Wednesday 20 January 2010

It transforms the way we look at the world.

"It transforms the way we look at the world." This is what the presenter said about Van Gogh's paintings. After looking at them we will look at trees, the sky, our surroundings, the world differently.
Works for me. Makes me want to look at his paintings. If something we see or something we read or hear someone say, a few words, a few lyrics, the sound of a cello or a guitar or drum or voice, an image, a mix of colours, something suggested that we recognise but have never thought of expressing in such a way, isn't that what we all want? To look at the world and see the same scene differently from the day before?
I love watching films again and again and seeing something different each time, reading books for the same reason, hearing music, looking at a photograph or a painting. Seeing something different.
And transforming the way we look at the world implies that change is within. We change. Almost makes me cry, not because I don't like the way I see things now, but at the possibilites of seeing more. This is in danger of sounding a tad pretentious. A tad? I just want to see more. Simple. If looking at Van Gogh's paintings helps with this, then fab. I'm going.
And it's meant to be anyway, as a friend from university suggested when our 'three' meet up in London, it's ususally London as it's the easiest, then we should go to The Royal Academy and see the Van Gogh exhibition. So there's two connections there. Plus, I love the song "Vincent - Starry, starry, night" (I'm a sucker for songs like this) so for me, that's reason number three. Got to go. Oh and my youngest daughter did a wonderful portrait of him when she was in year one or two, bloody ear prominent. There for all to see in the gallery on our kitchen dining area wall. Properly framed as well.

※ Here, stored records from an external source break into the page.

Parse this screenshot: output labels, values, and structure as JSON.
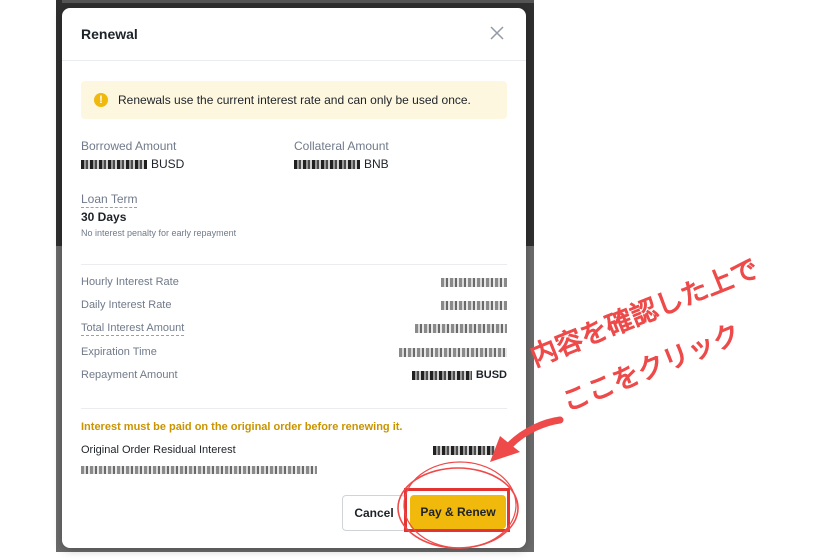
{
  "modal": {
    "title": "Renewal",
    "notice": "Renewals use the current interest rate and can only be used once.",
    "borrowed": {
      "label": "Borrowed Amount",
      "currency": "BUSD"
    },
    "collateral": {
      "label": "Collateral Amount",
      "currency": "BNB"
    },
    "loan_term": {
      "label": "Loan Term",
      "value": "30 Days",
      "note": "No interest penalty for early repayment"
    },
    "rows": [
      {
        "label": "Hourly Interest Rate",
        "suffix": ""
      },
      {
        "label": "Daily Interest Rate",
        "suffix": ""
      },
      {
        "label": "Total Interest Amount",
        "suffix": ""
      },
      {
        "label": "Expiration Time",
        "suffix": ""
      },
      {
        "label": "Repayment Amount",
        "suffix": "BUSD"
      }
    ],
    "warning": "Interest must be paid on the original order before renewing it.",
    "original_interest": {
      "label": "Original Order Residual Interest",
      "suffix": "B"
    },
    "cancel_label": "Cancel",
    "pay_label": "Pay & Renew"
  },
  "annotation": {
    "line1": "内容を確認した上で",
    "line2": "ここをクリック",
    "color": "#ef4a4a"
  },
  "colors": {
    "accent": "#f0b90b",
    "warning_text": "#c99400",
    "notice_bg": "#fdf7e0"
  }
}
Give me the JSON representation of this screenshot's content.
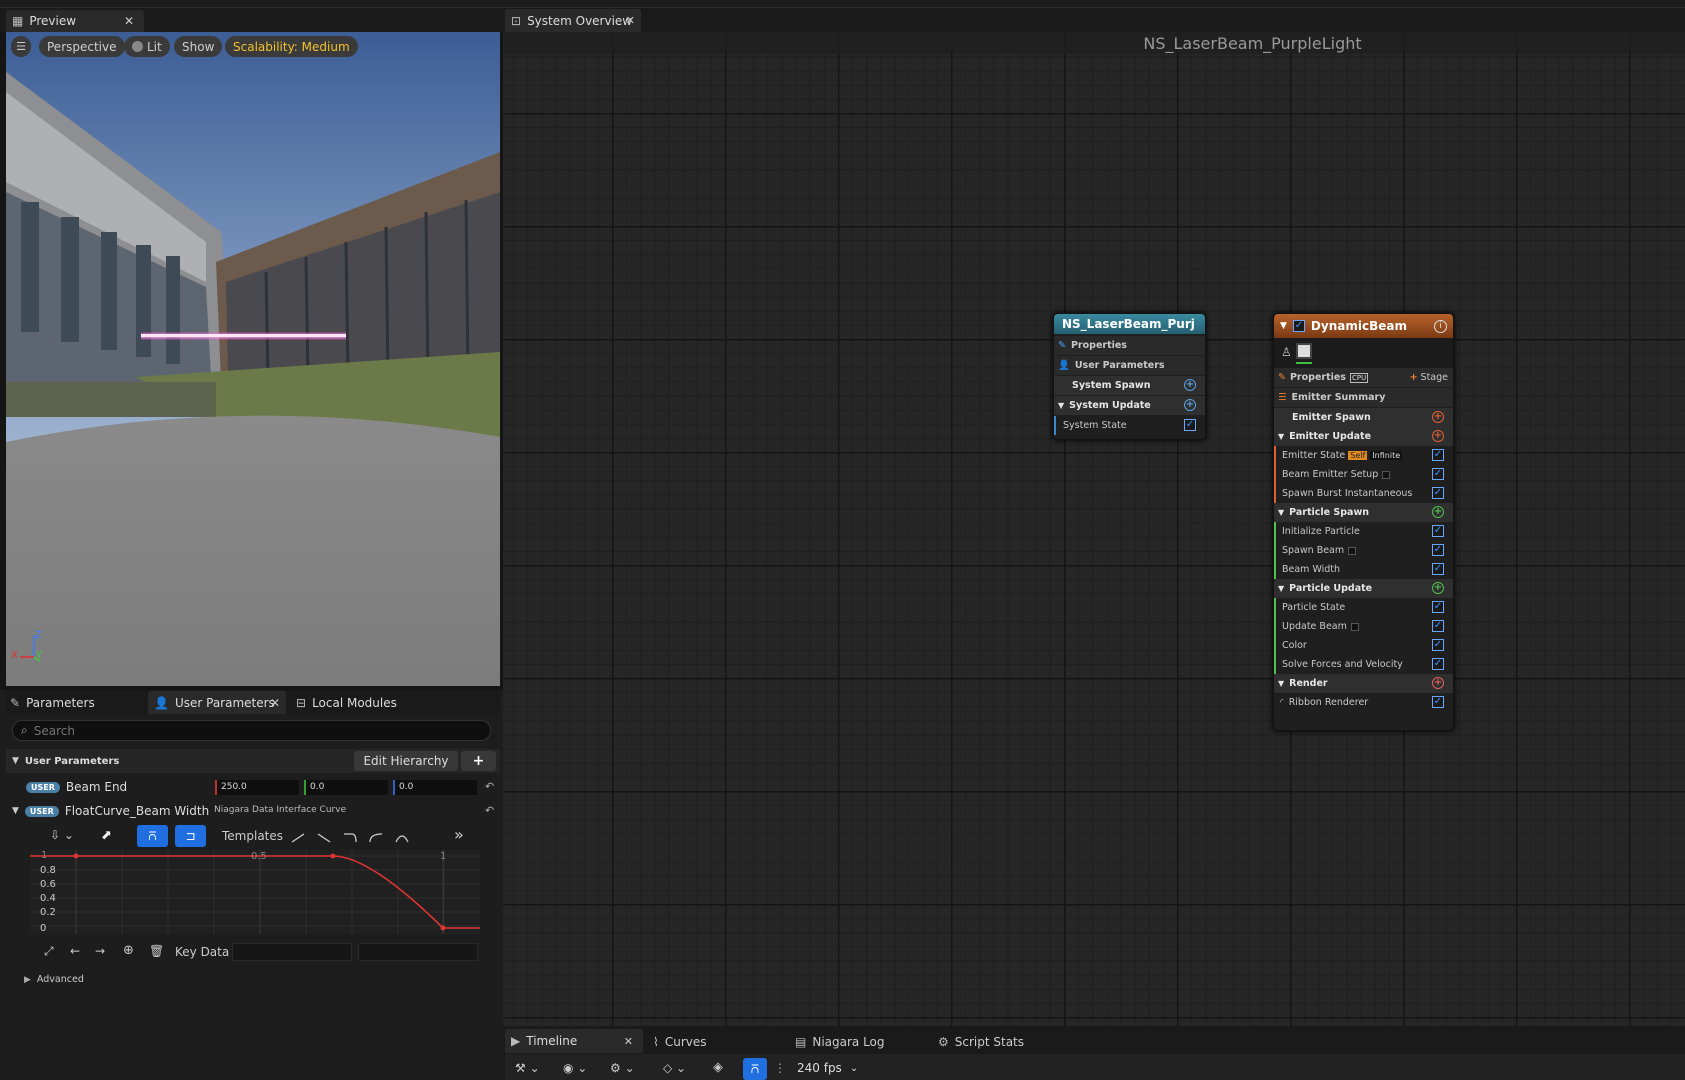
{
  "preview_tab": {
    "title": "Preview"
  },
  "viewport": {
    "pills": {
      "perspective": "Perspective",
      "lit": "Lit",
      "show": "Show",
      "scalability": "Scalability: Medium"
    },
    "axis": {
      "z": "Z",
      "x": "X",
      "y": "Y"
    }
  },
  "system_tab": {
    "title": "System Overview"
  },
  "graph_title": "NS_LaserBeam_PurpleLight",
  "params_panel": {
    "tabs": {
      "parameters": "Parameters",
      "user_parameters": "User Parameters",
      "local_modules": "Local Modules"
    },
    "search_placeholder": "Search",
    "section_label": "User Parameters",
    "edit_hierarchy": "Edit Hierarchy",
    "add": "+",
    "user_badge": "USER",
    "beam_end": {
      "label": "Beam End",
      "x": "250.0",
      "y": "0.0",
      "z": "0.0"
    },
    "float_curve": {
      "label": "FloatCurve_Beam Width",
      "type": "Niagara Data Interface Curve"
    },
    "templates_label": "Templates",
    "curve_labels": {
      "x0": "1",
      "x05": "0.5",
      "x1": "1",
      "y08": "0.8",
      "y06": "0.6",
      "y04": "0.4",
      "y02": "0.2",
      "y0": "0"
    },
    "key_data_label": "Key Data",
    "advanced": "Advanced"
  },
  "system_node": {
    "title": "NS_LaserBeam_Purj",
    "rows": {
      "properties": "Properties",
      "user_parameters": "User Parameters",
      "system_spawn": "System Spawn",
      "system_update": "System Update",
      "system_state": "System State"
    }
  },
  "emitter_node": {
    "title": "DynamicBeam",
    "properties": "Properties",
    "cpu": "CPU",
    "stage": "Stage",
    "emitter_summary": "Emitter Summary",
    "emitter_spawn": "Emitter Spawn",
    "emitter_update": "Emitter Update",
    "emitter_state": "Emitter State",
    "self_badge": "Self",
    "infinite_badge": "Infinite",
    "beam_emitter_setup": "Beam Emitter Setup",
    "spawn_burst": "Spawn Burst Instantaneous",
    "particle_spawn": "Particle Spawn",
    "initialize_particle": "Initialize Particle",
    "spawn_beam": "Spawn Beam",
    "beam_width": "Beam Width",
    "particle_update": "Particle Update",
    "particle_state": "Particle State",
    "update_beam": "Update Beam",
    "color": "Color",
    "solve_forces": "Solve Forces and Velocity",
    "render": "Render",
    "ribbon_renderer": "Ribbon Renderer"
  },
  "bottom_tabs": {
    "timeline": "Timeline",
    "curves": "Curves",
    "niagara_log": "Niagara Log",
    "script_stats": "Script Stats"
  },
  "fps": "240 fps"
}
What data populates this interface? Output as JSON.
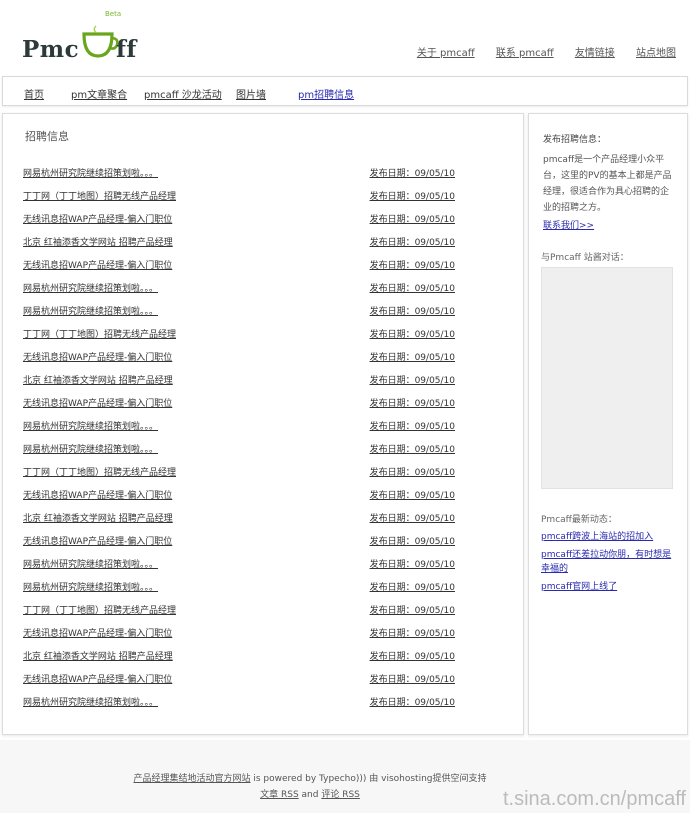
{
  "header": {
    "logo_text": "Pmc",
    "logo_text_suffix": "ff",
    "logo_badge": "Beta",
    "top_links": [
      "关于 pmcaff",
      "联系 pmcaff",
      "友情链接",
      "站点地图"
    ]
  },
  "nav": {
    "items": [
      "首页",
      "pm文章聚合",
      "pmcaff 沙龙活动",
      "图片墙",
      "pm招聘信息"
    ],
    "active_index": 4
  },
  "main": {
    "title": "招聘信息",
    "jobs": [
      {
        "title": "网易杭州研究院继续招策划啦。。。",
        "date": "发布日期：09/05/10"
      },
      {
        "title": "丁丁网（丁丁地图）招聘无线产品经理",
        "date": "发布日期：09/05/10"
      },
      {
        "title": "无线讯息招WAP产品经理-偏入门职位",
        "date": "发布日期：09/05/10"
      },
      {
        "title": "北京 红袖添香文学网站 招聘产品经理",
        "date": "发布日期：09/05/10"
      },
      {
        "title": "无线讯息招WAP产品经理-偏入门职位",
        "date": "发布日期：09/05/10"
      },
      {
        "title": "网易杭州研究院继续招策划啦。。。",
        "date": "发布日期：09/05/10"
      },
      {
        "title": "网易杭州研究院继续招策划啦。。。",
        "date": "发布日期：09/05/10"
      },
      {
        "title": "丁丁网（丁丁地图）招聘无线产品经理",
        "date": "发布日期：09/05/10"
      },
      {
        "title": "无线讯息招WAP产品经理-偏入门职位",
        "date": "发布日期：09/05/10"
      },
      {
        "title": "北京 红袖添香文学网站 招聘产品经理",
        "date": "发布日期：09/05/10"
      },
      {
        "title": "无线讯息招WAP产品经理-偏入门职位",
        "date": "发布日期：09/05/10"
      },
      {
        "title": "网易杭州研究院继续招策划啦。。。",
        "date": "发布日期：09/05/10"
      },
      {
        "title": "网易杭州研究院继续招策划啦。。。",
        "date": "发布日期：09/05/10"
      },
      {
        "title": "丁丁网（丁丁地图）招聘无线产品经理",
        "date": "发布日期：09/05/10"
      },
      {
        "title": "无线讯息招WAP产品经理-偏入门职位",
        "date": "发布日期：09/05/10"
      },
      {
        "title": "北京 红袖添香文学网站 招聘产品经理",
        "date": "发布日期：09/05/10"
      },
      {
        "title": "无线讯息招WAP产品经理-偏入门职位",
        "date": "发布日期：09/05/10"
      },
      {
        "title": "网易杭州研究院继续招策划啦。。。",
        "date": "发布日期：09/05/10"
      },
      {
        "title": "网易杭州研究院继续招策划啦。。。",
        "date": "发布日期：09/05/10"
      },
      {
        "title": "丁丁网（丁丁地图）招聘无线产品经理",
        "date": "发布日期：09/05/10"
      },
      {
        "title": "无线讯息招WAP产品经理-偏入门职位",
        "date": "发布日期：09/05/10"
      },
      {
        "title": "北京 红袖添香文学网站 招聘产品经理",
        "date": "发布日期：09/05/10"
      },
      {
        "title": "无线讯息招WAP产品经理-偏入门职位",
        "date": "发布日期：09/05/10"
      },
      {
        "title": "网易杭州研究院继续招策划啦。。。",
        "date": "发布日期：09/05/10"
      }
    ]
  },
  "sidebar": {
    "post_heading": "发布招聘信息：",
    "post_desc": "pmcaff是一个产品经理小众平台，这里的PV的基本上都是产品经理，很适合作为具心招聘的企业的招聘之方。",
    "post_link": "联系我们>>",
    "chat_heading": "与Pmcaff 站酱对话：",
    "news_heading": "Pmcaff最新动态：",
    "news": [
      "pmcaff跨波上海站的招加入",
      "pmcaff还差拉动你朋，有时想是幸福的",
      "pmcaff官网上线了"
    ]
  },
  "footer": {
    "line1_link": "产品经理集结地活动官方网站",
    "line1_text": " is powered by Typecho))) 由 visohosting提供空间支持",
    "line2_link1": "文章 RSS",
    "line2_mid": " and ",
    "line2_link2": "评论 RSS",
    "watermark": "t.sina.com.cn/pmcaff"
  }
}
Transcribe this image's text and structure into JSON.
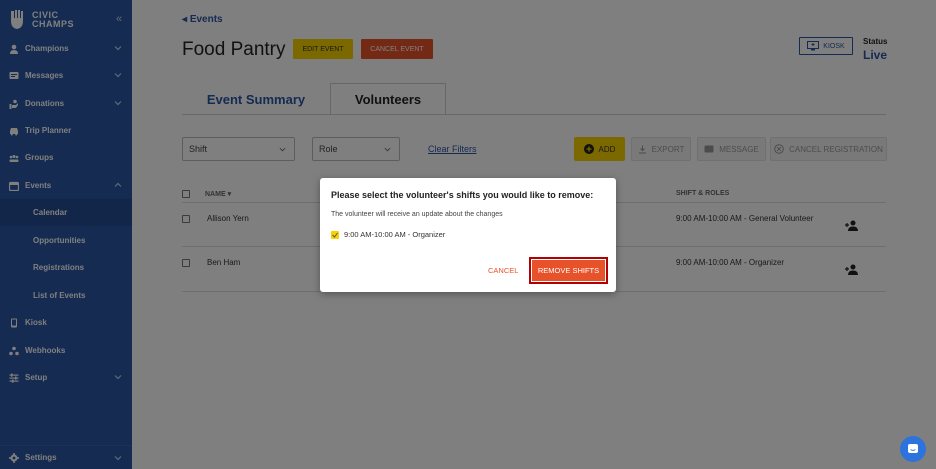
{
  "brand": {
    "line1": "CIVIC",
    "line2": "CHAMPS"
  },
  "sidebar": {
    "items": [
      {
        "label": "Champions",
        "icon": "champions-icon"
      },
      {
        "label": "Messages",
        "icon": "messages-icon"
      },
      {
        "label": "Donations",
        "icon": "donations-icon"
      },
      {
        "label": "Trip Planner",
        "icon": "trip-planner-icon"
      },
      {
        "label": "Groups",
        "icon": "groups-icon"
      },
      {
        "label": "Events",
        "icon": "events-icon"
      },
      {
        "label": "Kiosk",
        "icon": "kiosk-icon"
      },
      {
        "label": "Webhooks",
        "icon": "webhooks-icon"
      },
      {
        "label": "Setup",
        "icon": "setup-icon"
      }
    ],
    "events_sub": [
      "Calendar",
      "Opportunities",
      "Registrations",
      "List of Events"
    ],
    "settings": "Settings"
  },
  "header": {
    "back": "Events",
    "title": "Food Pantry",
    "edit_event": "EDIT EVENT",
    "cancel_event": "CANCEL EVENT",
    "kiosk": "KIOSK",
    "status_label": "Status",
    "status_value": "Live"
  },
  "tabs": [
    "Event Summary",
    "Volunteers"
  ],
  "filters": {
    "shift": "Shift",
    "role": "Role",
    "clear": "Clear Filters"
  },
  "toolbar": {
    "add": "ADD",
    "export": "EXPORT",
    "message": "MESSAGE",
    "cancel_registration": "CANCEL REGISTRATION"
  },
  "table": {
    "columns": [
      "NAME",
      "SHIFT & ROLES"
    ],
    "rows": [
      {
        "name": "Allison Yern",
        "shift": "9:00 AM-10:00 AM - General Volunteer"
      },
      {
        "name": "Ben Ham",
        "shift": "9:00 AM-10:00 AM - Organizer"
      }
    ]
  },
  "modal": {
    "title": "Please select the volunteer's shifts you would like to remove:",
    "description": "The volunteer will receive an update about the changes",
    "shift_option": "9:00 AM-10:00 AM - Organizer",
    "cancel": "CANCEL",
    "confirm": "REMOVE SHIFTS"
  },
  "colors": {
    "primary": "#2a56a4",
    "accent_yellow": "#f7d300",
    "accent_orange": "#e8522a",
    "highlight_border": "#b30000"
  }
}
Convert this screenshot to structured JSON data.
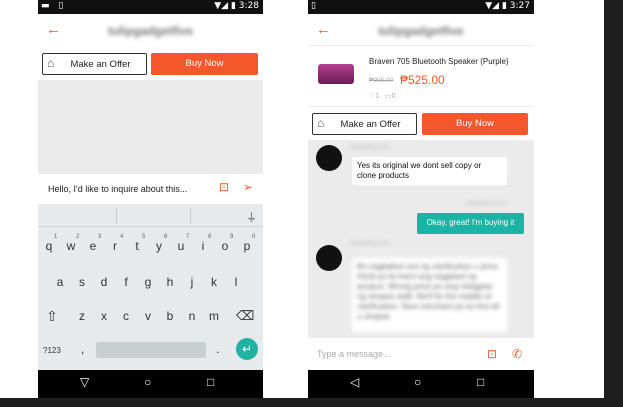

The exhibition also shows Vincent's letters to his brother Theo explaining what he was doing, sketches included, to warrant the funding he received. They sound very different. I wonder if they really were. Elder and younger, businessman and artist, sane and insane. It's funny, well not funny, but, no, it is funny when you think about which one you'd rather be. The reality of living it and looking back at the work. Don't really want to think about the reality.
That's something else I read about the moments of looking on beauty, experiencing breathing in fresh air on a spring morning, say, for example, being worth the rest of the day being terrible. That's changing the sentiment into my words, but is a moment of happiness worth hours of misery?